Comme la loi travail de 2016 menée par Valls, celle du gouvernement Macron va détruire les protections que le code du travail offre aux salarié-e-s. C’est à dire des lois, qui réglementent la relation entre salarié-e-s et employeurs afin d’éviter que les salarié-e-s puissent être exploité-e-s ou licencié-e-s au bon vouloir des patrons.

La loi travail 2 c’est quoi ?

Actuellement des salarié-e-s sont élu-e-s dans plusieurs Instances Représentatives du Personnel pour y défendre les droits de l’ensemble des salarié-e-s d’une entreprise. Le gouvernement Macron veut les regrouper pour en faire une seule. Elles vont devenir plus faibles. Par exemple, pour le moment les comités d’hygiène, de sécurité et des conditions de travail (CHSCT) peuvent porter plainte si la loi n’est pas respectée.

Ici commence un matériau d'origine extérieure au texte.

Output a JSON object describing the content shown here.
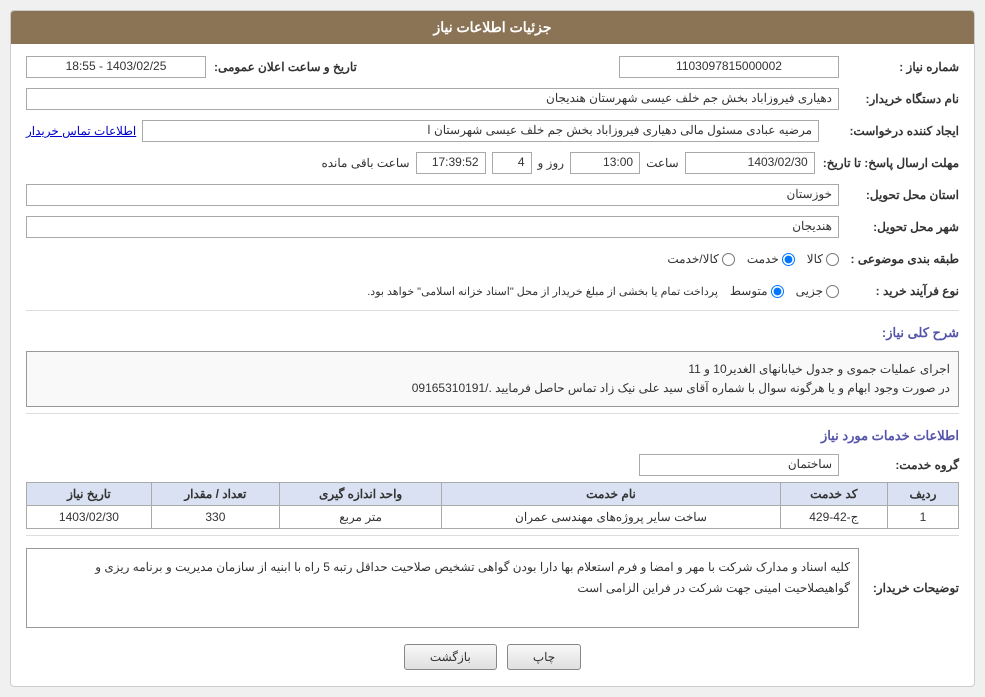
{
  "header": {
    "title": "جزئیات اطلاعات نیاز"
  },
  "fields": {
    "need_number_label": "شماره نیاز :",
    "need_number_value": "1103097815000002",
    "buyer_org_label": "نام دستگاه خریدار:",
    "buyer_org_value": "دهیاری فیروزاباد بخش جم خلف عیسی شهرستان هندیجان",
    "creator_label": "ایجاد کننده درخواست:",
    "creator_value": "مرضیه عبادی مسئول مالی دهیاری فیروزاباد بخش جم خلف عیسی شهرستان ا",
    "creator_link": "اطلاعات تماس خریدار",
    "response_deadline_label": "مهلت ارسال پاسخ: تا تاریخ:",
    "deadline_date": "1403/02/30",
    "deadline_time_label": "ساعت",
    "deadline_time": "13:00",
    "deadline_day_label": "روز و",
    "deadline_days": "4",
    "deadline_remain_label": "ساعت باقی مانده",
    "deadline_remain": "17:39:52",
    "province_label": "استان محل تحویل:",
    "province_value": "خوزستان",
    "city_label": "شهر محل تحویل:",
    "city_value": "هندیجان",
    "category_label": "طبقه بندی موضوعی :",
    "category_options": [
      {
        "label": "کالا",
        "value": "kala",
        "checked": false
      },
      {
        "label": "خدمت",
        "value": "khedmat",
        "checked": true
      },
      {
        "label": "کالا/خدمت",
        "value": "kala_khedmat",
        "checked": false
      }
    ],
    "purchase_type_label": "نوع فرآیند خرید :",
    "purchase_type_options": [
      {
        "label": "جزیی",
        "value": "jozi",
        "checked": false
      },
      {
        "label": "متوسط",
        "value": "motevaset",
        "checked": true
      }
    ],
    "purchase_type_note": "پرداخت تمام یا بخشی از مبلغ خریدار از محل \"اسناد خزانه اسلامی\" خواهد بود.",
    "announcement_label": "تاریخ و ساعت اعلان عمومی:",
    "announcement_value": "1403/02/25 - 18:55",
    "description_section_label": "شرح کلی نیاز:",
    "description_line1": "اجرای عملیات جموی و جدول خیابانهای الغدیر10 و 11",
    "description_line2": "در صورت وجود ابهام و یا هرگونه سوال با شماره  آقای سید علی نیک زاد تماس حاصل فرمایید ./09165310191",
    "services_section_label": "اطلاعات خدمات مورد نیاز",
    "service_group_label": "گروه خدمت:",
    "service_group_value": "ساختمان",
    "table_headers": [
      "ردیف",
      "کد خدمت",
      "نام خدمت",
      "واحد اندازه گیری",
      "تعداد / مقدار",
      "تاریخ نیاز"
    ],
    "table_rows": [
      {
        "row": "1",
        "code": "ج-42-429",
        "name": "ساخت سایر پروژه‌های مهندسی عمران",
        "unit": "متر مربع",
        "qty": "330",
        "date": "1403/02/30"
      }
    ],
    "notes_label": "توضیحات خریدار:",
    "notes_text": "کلیه اسناد و مدارک شرکت با مهر و امضا و فرم استعلام بها دارا بودن گواهی تشخیص صلاحیت حداقل رتبه 5 راه با ابنیه از سازمان مدیریت و برنامه ریزی و گواهیصلاحیت امینی جهت شرکت در فراین الزامی است",
    "btn_back": "بازگشت",
    "btn_print": "چاپ"
  }
}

Sauf qu’en perdant leur existence propre, la poursuite en justice des employeurs pourra disparaître.

L’objectif c’est aussi de réduire le nombre de délégué-e-s, le nombre d’heures à leur disposition pour défendre les droits des salarié-e-s, bref on aura moins de moyens pour se défendre !

Quant au cdi de projet, c’est l’équivalent des contrats de chantier dans le BTP, cela veut dire pas d’indemnité de licenciement ni de limitation d’utilisation de ce type de contrat.

Licencier plus facilement

Le gouvernement Macron prétend réduire le chômage alors que c’est tout l’inverse, il veut favoriser les licenciements, donc mettre encore plus de monde au chômage ! Par exemple le délai pour contester un licenciement pour motif économique passera de 1 an à seulement 2 mois. Les dommages et intérêts seront plafonnés et il y aura un barème aux prud’hommes en cas de licenciement abusif. Les patrons pourront calculer à l’avance combien leur coûte un licenciement, ça sera donc plus simple pour eux de nous virer. Ils appellent ça la flexibilité, pour nous c’est de la précarité !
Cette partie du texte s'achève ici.